At 1:16 PM, Blogger Kate A. said...

I responded at some length about the Sarah's Yarns / Tilli Thomas issue on my blog, and generated some discussion. I would love to see more, and am really happy to see this blog dedicated to informing the knitting market about the issues involved. I posted about it twice, here:

http://aastrikke.blogspot.com/2006/09/yarn-market.html

And here:

http://aastrikke.blogspot.com/2006/10/yarn-market-continued.html

 
At 4:15 AM, Anonymous Fixer said...

What the Yarn manufacturers are doing is not illegal. It would be illegal if retailers and manufacturers were colluding to set the price, or if manufacturers were colluding among themselves to set the price. But as long as the price is set unilaterally by the manufacturer, it is not illegal.

The antitrust laws, however, give a manufacturer latitude to adopt a policy regarding a desired level of resale prices and to deal only with retailers who independently agree to that policy. A manufacturer also is permitted to stop dealing with a retailer who breaches the manufacturer’s resale price maintenance policy. That is, the manufacturer can adopt the policy on a "take it or leave it" basis.

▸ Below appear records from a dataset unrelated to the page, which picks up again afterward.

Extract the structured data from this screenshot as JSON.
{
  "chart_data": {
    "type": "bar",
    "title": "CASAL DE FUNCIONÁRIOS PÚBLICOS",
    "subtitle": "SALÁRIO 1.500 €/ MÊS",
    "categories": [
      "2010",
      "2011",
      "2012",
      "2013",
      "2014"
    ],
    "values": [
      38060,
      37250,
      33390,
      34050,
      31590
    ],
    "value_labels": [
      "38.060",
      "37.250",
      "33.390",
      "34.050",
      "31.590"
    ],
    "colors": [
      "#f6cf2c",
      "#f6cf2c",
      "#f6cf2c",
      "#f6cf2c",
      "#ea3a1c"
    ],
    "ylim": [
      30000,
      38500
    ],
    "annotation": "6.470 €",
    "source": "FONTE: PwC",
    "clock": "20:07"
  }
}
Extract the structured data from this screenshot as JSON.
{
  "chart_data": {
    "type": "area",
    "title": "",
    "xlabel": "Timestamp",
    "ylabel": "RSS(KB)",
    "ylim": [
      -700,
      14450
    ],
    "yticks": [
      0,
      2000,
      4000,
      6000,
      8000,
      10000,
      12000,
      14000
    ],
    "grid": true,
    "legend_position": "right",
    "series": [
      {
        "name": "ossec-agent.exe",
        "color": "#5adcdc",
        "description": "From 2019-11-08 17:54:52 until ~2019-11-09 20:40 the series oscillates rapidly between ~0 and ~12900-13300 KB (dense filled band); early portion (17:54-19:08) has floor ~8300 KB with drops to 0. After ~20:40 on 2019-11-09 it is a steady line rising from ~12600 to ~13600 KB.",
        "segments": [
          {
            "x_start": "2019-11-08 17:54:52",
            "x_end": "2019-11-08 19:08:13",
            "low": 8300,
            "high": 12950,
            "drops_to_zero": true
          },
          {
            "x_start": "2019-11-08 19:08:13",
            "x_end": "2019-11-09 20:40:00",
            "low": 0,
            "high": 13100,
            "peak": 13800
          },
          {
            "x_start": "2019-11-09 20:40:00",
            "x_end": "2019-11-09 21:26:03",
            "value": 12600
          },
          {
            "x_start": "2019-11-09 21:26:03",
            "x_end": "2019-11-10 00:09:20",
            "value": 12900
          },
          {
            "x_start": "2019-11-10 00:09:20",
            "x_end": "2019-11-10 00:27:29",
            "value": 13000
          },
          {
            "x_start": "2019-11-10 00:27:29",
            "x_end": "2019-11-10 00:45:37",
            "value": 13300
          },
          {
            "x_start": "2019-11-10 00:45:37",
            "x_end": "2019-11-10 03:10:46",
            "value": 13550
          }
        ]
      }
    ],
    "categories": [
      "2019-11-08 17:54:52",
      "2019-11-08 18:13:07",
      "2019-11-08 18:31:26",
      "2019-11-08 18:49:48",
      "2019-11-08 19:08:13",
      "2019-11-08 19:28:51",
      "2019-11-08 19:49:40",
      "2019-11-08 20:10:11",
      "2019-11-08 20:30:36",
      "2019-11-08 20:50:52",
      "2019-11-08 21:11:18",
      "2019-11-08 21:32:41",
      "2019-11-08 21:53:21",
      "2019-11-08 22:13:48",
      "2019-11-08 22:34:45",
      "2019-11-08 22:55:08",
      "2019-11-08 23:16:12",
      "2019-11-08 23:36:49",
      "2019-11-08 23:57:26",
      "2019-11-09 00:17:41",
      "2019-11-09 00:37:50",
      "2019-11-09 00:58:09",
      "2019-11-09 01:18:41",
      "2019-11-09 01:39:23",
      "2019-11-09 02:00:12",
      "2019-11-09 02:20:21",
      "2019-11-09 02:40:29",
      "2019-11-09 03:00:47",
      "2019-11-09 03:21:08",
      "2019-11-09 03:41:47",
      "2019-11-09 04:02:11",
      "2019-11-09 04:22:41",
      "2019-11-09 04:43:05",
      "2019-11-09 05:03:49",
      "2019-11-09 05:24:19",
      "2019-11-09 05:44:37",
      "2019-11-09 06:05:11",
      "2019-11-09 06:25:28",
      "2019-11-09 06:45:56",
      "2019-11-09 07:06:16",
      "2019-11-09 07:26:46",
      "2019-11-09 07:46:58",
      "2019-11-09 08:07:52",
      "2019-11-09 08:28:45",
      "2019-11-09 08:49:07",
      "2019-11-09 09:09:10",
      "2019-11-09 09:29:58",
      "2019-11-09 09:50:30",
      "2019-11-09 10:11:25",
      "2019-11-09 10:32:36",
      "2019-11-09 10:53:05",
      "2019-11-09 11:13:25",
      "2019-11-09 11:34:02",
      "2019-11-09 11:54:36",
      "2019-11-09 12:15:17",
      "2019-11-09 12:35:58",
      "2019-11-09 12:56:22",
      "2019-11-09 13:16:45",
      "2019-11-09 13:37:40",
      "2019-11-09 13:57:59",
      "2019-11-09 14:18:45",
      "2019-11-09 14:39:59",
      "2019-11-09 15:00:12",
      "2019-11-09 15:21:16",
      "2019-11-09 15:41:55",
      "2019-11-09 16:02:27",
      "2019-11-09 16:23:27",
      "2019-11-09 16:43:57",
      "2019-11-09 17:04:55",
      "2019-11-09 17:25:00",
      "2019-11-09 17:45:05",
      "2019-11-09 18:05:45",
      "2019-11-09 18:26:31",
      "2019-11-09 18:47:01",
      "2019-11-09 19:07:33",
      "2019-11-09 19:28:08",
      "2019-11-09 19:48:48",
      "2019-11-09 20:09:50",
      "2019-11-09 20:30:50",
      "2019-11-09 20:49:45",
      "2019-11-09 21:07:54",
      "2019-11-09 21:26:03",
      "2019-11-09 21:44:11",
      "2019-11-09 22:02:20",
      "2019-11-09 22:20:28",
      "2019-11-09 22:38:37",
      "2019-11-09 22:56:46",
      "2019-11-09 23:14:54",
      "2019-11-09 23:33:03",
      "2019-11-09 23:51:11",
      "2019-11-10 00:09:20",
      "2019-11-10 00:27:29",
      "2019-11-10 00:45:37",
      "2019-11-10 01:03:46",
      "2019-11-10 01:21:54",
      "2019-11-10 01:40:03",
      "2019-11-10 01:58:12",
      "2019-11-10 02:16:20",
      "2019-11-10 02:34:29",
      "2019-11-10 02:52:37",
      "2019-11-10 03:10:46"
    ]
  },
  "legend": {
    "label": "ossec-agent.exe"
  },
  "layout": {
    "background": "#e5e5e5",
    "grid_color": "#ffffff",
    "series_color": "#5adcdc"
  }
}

Agreements on maximum resale prices are evaluated under the "rule of reason" standard because in some situations these agreements can benefit consumers by preventing dealers from charging a non-competitive price.


http://law.freeadvice.com/resources/gov_material/ftc_guide_to_antitrust_laws_illegal_business_practices.htm

I presume that the reason that the manufacturers wish to set the price is to prevent one or two large retailers (perhaps Internet retailers) from dominating the market through high efficiencies. This might lead to the collapse of the mom and pop retailer which might in turn reduce overall sales (by destroying a channel).

If the retailers were better marketers, they could get this point across in a manner that would probably reduce the level of vitrol around the issue.

 
At 7:21 PM, Blogger Consumer Friendly Yarns said...

Fixer, there are two types of "price fixing". One type is "horizontal price fixing" which is the type of price fixing you're referring to (between competing companies). The other type of price fixing is "vertical price fixing" which is described below.

Vertical agreements between buyers and sellers: Certain kinds of agreements between parties in a buyer-seller relationship, such as a retailer who buys from a manufacturer, also are illegal. Price-related agreements are presumed to be violations, but antitrust authorities view most non-price agreements with less suspicion because many have valid business justifications.

Resale price maintenance agreements. Vertical price-fixing -- an agreement between a supplier and a dealer that fixes the minimum resale price of a product -- is a clear-cut antitrust violation. It also is illegal for a manufacturer and retailer to agree on a minimum resale price.

“The antitrust laws, however, give a manufacturer latitude to adopt a policy regarding a desired level of resale prices….”, meaning that in SOME cases vertical price-fixing is allowed. Not all cases, and likely not MOST cases.

 
At 7:26 PM, Blogger luv2knit46 said...

Amyde -- Personally speaking, I wouldn't want to help support any company (furniture, jewelry, or otherwise) who marked their product up 600%, would you? And if there are companies doing such a thing, it's only a matter of time before their customers get wind of it and demand that this type of business practice stop! And IF other companies are getting away with this, does that justify it within the yarn industry? Do two wrongs make a right?